Remembering is not just a brain activity. We have muscle memory – essential for learning tunes and dances. We can remember all kinds of shapes and patterns. If a piece is difficult to learn, looking for other ways to remember it can really help. Using physical gestures, patterns of movement, or just this simple trick of counting on fingers can get other kinds of memory involved to make the process easier.

Learning by heart

I’ll start by saying that I detest rote learning, the kind of learning where you are just forcing facts into your brain, usually with a view to regurgitating them in an exam and then forgetting the lot. That kind of learning does not generate wisdom or feed inspiration very often.

However, dedicating a lot of material to memory was very much the work of the ancient Druids and Bards, as far as we know. They didn’t write anything down, it was all oral transmission and memory. Most of us don’t go in for that kind of learning at all, but it’s very different from being able to recite a multiplication table. Being a bard is about making the carefully learned words come alive, in the moment.

Yesterday I watched a group of children put on a show. There was about an hour and a quarter’s worth of material there – songs and dialogue The oldest children were 11, the youngest, I think 7. That’s a lot of material to have got to grips with, in a matter of a few months. A great deal of work, dedication and repetition went in to getting them there, and the result was stunning. It’s amazing what can be done when there’s a will to make it happen. But if you suggested that kids ought to have an hour’s worth of learned material in their heads, complete with actions, I don’t think many people would see that as a good use of the child’s time.

I recall being at a druid event some years ago, with no formal entertainment, and people, less than perfectly sober people, trying to amuse themselves with songs – frequently half remembered ones at that.

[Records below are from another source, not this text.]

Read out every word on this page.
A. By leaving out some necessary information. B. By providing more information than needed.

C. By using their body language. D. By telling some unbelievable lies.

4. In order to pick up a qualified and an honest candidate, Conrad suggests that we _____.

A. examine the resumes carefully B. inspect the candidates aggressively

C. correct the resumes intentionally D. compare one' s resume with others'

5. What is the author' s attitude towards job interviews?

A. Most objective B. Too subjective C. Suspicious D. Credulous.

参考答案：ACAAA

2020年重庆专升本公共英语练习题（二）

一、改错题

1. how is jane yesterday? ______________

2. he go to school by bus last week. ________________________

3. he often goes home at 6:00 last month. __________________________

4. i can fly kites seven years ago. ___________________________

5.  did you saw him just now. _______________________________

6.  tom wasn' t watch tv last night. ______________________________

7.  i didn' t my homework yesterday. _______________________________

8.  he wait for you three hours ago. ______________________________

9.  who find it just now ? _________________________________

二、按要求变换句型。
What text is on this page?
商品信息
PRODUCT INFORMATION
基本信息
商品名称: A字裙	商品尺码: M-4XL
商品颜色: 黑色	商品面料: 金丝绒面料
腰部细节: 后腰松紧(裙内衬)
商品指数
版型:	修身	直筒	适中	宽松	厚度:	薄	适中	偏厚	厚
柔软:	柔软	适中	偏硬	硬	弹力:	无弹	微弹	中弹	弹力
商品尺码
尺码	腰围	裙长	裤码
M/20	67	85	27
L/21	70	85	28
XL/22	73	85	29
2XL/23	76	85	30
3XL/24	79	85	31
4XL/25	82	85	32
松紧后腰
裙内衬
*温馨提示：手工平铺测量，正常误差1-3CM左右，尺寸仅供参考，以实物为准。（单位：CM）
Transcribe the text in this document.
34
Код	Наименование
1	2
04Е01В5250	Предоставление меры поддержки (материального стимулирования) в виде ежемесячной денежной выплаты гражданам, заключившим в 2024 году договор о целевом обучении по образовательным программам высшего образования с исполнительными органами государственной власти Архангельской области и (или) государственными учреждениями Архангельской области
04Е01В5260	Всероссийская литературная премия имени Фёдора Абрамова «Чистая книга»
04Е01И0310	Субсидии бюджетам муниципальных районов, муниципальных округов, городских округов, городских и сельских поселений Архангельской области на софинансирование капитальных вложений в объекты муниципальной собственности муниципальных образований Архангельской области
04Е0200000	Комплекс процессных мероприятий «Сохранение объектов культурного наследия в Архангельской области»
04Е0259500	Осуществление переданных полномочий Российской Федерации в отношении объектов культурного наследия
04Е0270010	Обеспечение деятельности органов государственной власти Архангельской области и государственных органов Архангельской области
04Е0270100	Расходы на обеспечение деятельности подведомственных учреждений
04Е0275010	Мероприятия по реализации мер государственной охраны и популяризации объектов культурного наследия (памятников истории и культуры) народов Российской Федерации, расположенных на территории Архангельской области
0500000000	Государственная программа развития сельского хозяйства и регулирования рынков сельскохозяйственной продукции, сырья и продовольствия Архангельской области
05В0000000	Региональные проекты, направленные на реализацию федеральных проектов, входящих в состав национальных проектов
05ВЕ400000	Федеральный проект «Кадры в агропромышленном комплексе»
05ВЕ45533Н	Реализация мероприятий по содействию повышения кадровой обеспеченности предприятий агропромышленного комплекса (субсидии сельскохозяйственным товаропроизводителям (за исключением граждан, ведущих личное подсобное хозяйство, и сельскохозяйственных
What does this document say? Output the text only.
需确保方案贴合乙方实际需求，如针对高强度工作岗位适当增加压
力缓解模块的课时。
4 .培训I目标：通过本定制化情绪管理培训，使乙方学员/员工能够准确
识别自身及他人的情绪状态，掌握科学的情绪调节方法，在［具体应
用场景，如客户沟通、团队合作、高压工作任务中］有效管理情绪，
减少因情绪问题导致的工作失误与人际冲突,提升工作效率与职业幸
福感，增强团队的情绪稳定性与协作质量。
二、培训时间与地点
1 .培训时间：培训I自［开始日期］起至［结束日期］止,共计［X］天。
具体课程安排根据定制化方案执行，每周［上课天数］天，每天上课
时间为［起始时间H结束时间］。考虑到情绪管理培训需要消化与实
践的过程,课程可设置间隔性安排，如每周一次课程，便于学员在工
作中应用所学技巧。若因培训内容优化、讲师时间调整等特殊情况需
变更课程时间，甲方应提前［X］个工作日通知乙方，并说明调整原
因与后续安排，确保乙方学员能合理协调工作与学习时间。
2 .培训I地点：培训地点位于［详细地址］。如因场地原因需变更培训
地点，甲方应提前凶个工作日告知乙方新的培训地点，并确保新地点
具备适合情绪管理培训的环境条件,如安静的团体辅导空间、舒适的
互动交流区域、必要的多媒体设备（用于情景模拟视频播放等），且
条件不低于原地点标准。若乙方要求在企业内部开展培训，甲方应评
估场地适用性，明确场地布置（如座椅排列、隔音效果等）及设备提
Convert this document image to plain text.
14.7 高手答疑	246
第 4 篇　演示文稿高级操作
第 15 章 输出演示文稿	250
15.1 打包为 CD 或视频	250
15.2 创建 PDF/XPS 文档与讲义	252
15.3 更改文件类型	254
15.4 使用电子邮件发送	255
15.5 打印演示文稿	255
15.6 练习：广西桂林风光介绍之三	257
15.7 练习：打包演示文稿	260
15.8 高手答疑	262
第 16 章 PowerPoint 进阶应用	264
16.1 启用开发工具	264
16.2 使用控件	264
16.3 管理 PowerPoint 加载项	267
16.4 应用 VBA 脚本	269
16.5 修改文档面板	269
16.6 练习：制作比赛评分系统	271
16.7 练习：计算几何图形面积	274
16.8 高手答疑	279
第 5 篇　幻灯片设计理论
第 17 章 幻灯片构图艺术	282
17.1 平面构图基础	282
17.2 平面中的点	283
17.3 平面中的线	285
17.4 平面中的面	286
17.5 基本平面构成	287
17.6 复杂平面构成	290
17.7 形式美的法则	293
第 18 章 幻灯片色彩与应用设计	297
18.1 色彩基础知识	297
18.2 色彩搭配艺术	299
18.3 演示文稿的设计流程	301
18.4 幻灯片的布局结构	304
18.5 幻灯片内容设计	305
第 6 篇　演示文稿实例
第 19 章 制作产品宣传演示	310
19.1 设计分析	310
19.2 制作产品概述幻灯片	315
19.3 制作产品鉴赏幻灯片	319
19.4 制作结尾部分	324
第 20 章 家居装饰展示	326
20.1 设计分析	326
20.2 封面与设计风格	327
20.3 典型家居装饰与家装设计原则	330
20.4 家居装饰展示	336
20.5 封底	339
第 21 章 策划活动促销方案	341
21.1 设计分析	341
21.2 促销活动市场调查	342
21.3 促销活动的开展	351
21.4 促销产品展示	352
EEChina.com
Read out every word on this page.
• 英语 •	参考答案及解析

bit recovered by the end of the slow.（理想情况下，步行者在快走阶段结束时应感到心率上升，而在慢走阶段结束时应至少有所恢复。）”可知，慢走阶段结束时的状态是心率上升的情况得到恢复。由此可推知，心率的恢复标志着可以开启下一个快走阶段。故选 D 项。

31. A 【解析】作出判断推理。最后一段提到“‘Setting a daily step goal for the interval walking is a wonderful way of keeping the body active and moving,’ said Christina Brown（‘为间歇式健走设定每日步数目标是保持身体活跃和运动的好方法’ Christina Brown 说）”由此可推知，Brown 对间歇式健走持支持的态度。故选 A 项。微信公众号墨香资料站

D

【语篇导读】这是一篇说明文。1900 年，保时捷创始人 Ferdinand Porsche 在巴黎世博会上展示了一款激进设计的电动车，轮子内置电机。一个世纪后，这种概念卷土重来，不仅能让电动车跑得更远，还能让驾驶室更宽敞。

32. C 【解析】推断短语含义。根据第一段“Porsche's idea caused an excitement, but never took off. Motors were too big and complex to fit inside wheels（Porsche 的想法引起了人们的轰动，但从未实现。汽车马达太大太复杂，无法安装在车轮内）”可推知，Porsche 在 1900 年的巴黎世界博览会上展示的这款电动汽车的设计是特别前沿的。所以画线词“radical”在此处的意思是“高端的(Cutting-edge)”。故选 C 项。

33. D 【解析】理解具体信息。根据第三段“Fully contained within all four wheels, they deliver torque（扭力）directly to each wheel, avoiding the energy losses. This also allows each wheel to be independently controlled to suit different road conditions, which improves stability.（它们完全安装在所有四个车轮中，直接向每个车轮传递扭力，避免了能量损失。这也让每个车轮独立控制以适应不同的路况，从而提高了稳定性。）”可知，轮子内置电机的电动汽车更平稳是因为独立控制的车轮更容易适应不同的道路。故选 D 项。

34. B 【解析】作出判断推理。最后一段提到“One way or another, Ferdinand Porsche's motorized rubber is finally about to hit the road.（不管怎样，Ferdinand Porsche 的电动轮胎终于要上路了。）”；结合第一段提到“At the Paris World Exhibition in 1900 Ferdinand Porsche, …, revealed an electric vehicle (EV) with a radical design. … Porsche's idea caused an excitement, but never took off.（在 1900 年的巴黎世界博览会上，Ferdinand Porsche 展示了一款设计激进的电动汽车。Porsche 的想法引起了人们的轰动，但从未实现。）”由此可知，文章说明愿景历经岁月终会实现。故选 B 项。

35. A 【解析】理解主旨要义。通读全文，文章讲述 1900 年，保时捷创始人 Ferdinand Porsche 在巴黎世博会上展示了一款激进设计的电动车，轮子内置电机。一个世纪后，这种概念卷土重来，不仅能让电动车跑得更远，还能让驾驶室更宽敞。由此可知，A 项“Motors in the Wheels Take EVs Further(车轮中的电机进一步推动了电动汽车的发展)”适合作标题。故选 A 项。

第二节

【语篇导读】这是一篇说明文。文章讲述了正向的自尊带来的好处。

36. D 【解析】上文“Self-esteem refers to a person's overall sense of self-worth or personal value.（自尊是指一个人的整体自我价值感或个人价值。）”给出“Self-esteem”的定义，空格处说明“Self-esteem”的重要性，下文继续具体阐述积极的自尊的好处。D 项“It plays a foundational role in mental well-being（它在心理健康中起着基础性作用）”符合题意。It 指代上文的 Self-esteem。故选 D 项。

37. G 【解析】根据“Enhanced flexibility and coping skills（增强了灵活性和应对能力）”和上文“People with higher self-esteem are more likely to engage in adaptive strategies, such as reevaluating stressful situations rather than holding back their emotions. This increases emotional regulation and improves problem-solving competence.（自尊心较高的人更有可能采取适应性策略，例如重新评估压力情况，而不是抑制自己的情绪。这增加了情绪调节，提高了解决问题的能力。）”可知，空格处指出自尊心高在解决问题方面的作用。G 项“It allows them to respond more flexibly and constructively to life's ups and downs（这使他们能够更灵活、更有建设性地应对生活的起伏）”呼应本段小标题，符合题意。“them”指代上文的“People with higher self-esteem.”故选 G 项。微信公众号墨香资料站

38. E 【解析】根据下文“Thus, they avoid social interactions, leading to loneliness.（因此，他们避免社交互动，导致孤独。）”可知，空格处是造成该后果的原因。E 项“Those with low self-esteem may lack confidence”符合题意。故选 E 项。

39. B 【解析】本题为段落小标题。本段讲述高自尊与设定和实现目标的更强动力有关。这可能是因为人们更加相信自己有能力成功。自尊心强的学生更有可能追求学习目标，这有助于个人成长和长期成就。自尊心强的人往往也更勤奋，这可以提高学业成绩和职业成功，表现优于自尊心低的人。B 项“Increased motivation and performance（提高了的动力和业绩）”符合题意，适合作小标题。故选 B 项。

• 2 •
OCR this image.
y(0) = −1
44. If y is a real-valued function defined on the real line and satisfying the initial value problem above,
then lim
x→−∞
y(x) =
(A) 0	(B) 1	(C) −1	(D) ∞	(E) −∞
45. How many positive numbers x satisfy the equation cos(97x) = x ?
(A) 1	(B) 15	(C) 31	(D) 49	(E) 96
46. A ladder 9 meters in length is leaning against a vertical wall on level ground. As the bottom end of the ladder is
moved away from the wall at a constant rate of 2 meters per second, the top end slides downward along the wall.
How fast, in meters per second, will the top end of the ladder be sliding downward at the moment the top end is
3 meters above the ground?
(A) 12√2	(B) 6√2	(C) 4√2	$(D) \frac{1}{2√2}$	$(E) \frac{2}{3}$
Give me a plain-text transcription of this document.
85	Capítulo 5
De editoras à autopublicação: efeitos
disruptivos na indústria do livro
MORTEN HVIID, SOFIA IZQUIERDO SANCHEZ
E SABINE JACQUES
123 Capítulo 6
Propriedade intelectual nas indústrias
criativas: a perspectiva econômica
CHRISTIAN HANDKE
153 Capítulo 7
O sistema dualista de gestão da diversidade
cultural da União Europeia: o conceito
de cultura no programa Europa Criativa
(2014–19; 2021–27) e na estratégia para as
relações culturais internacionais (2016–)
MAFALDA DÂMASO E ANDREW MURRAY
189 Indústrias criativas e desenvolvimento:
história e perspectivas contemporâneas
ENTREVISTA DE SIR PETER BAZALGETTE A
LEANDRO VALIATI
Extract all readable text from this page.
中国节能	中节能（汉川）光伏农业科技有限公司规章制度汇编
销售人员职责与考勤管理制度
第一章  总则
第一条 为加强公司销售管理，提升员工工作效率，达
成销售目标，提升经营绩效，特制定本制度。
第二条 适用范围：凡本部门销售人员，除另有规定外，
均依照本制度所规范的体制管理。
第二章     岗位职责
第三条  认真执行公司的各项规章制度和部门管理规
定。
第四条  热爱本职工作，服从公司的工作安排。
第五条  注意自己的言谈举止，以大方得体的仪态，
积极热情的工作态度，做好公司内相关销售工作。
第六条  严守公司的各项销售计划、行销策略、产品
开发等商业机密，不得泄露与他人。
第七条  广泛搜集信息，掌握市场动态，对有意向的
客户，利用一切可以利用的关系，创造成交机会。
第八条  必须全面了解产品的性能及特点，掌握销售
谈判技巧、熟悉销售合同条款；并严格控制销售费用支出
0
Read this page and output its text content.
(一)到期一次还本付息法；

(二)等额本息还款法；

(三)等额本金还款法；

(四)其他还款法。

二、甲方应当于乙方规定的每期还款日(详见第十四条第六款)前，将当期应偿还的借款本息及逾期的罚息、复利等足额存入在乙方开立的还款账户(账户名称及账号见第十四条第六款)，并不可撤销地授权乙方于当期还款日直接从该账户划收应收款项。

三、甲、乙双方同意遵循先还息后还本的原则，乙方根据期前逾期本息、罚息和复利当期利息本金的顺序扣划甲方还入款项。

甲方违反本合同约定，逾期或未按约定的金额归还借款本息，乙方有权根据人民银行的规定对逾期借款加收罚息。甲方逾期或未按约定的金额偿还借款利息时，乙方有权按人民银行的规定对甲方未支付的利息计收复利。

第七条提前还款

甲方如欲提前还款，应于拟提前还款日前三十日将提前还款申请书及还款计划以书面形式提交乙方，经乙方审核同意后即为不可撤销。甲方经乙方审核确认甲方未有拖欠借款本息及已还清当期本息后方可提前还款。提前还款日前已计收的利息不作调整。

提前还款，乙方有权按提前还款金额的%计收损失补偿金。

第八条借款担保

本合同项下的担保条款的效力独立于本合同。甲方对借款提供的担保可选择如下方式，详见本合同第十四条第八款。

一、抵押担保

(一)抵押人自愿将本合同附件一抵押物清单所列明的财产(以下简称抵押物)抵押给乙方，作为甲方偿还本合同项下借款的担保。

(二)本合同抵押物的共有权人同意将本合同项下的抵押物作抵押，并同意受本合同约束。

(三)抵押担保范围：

I have enough performance level material in my head to run for a good four hours flat out – tunes, songs, poems and stories. In practice, my voice is not up to more than 2 hours of uninterrupted performance. Probably less these days as I haven’t done the epic busking stints in a while. It’s long been natural to me to have a reservoir of learned material I could draw on, and this event made it apparent to me that for many people, that pool of bardic lore isn’t there. Which is a shame.

There’s something magical about dedicating yourself to a piece of art – be that a dance, a tune, a song, poem or story. Giving yourself to it so that you can learn it, means that it in turn becomes a part of you. There’s time taken to understand the relationships between each note, each nuance of the words, how an arrangement might shift it and make something new of it. Learning the song, or the story is all about understanding it and having a real relationship with it. It tangles into your soul. The stories we tell, the songs we sing become a part of who we are. They enrich. And when the power goes off, we have some way of passing the time.

Community music, dancing with people, and all these kinds of sharing are really bonding activities. You can’t forge those kinds of bonds by sitting around and watching a television program together. You can’t do it on facebook, either. The immediacy of something shared is powerful. The offering of song or words is one of the best things I think anyone can bring to a ritual.

It does take discipline and effort, but that’s no bad thing. What it gives us in return, is far more than the cost. A gem inside your head is with you for life. Sharing it enables you to give something beautiful to others over and over again.

And the more you learn, the easier it gets to learn.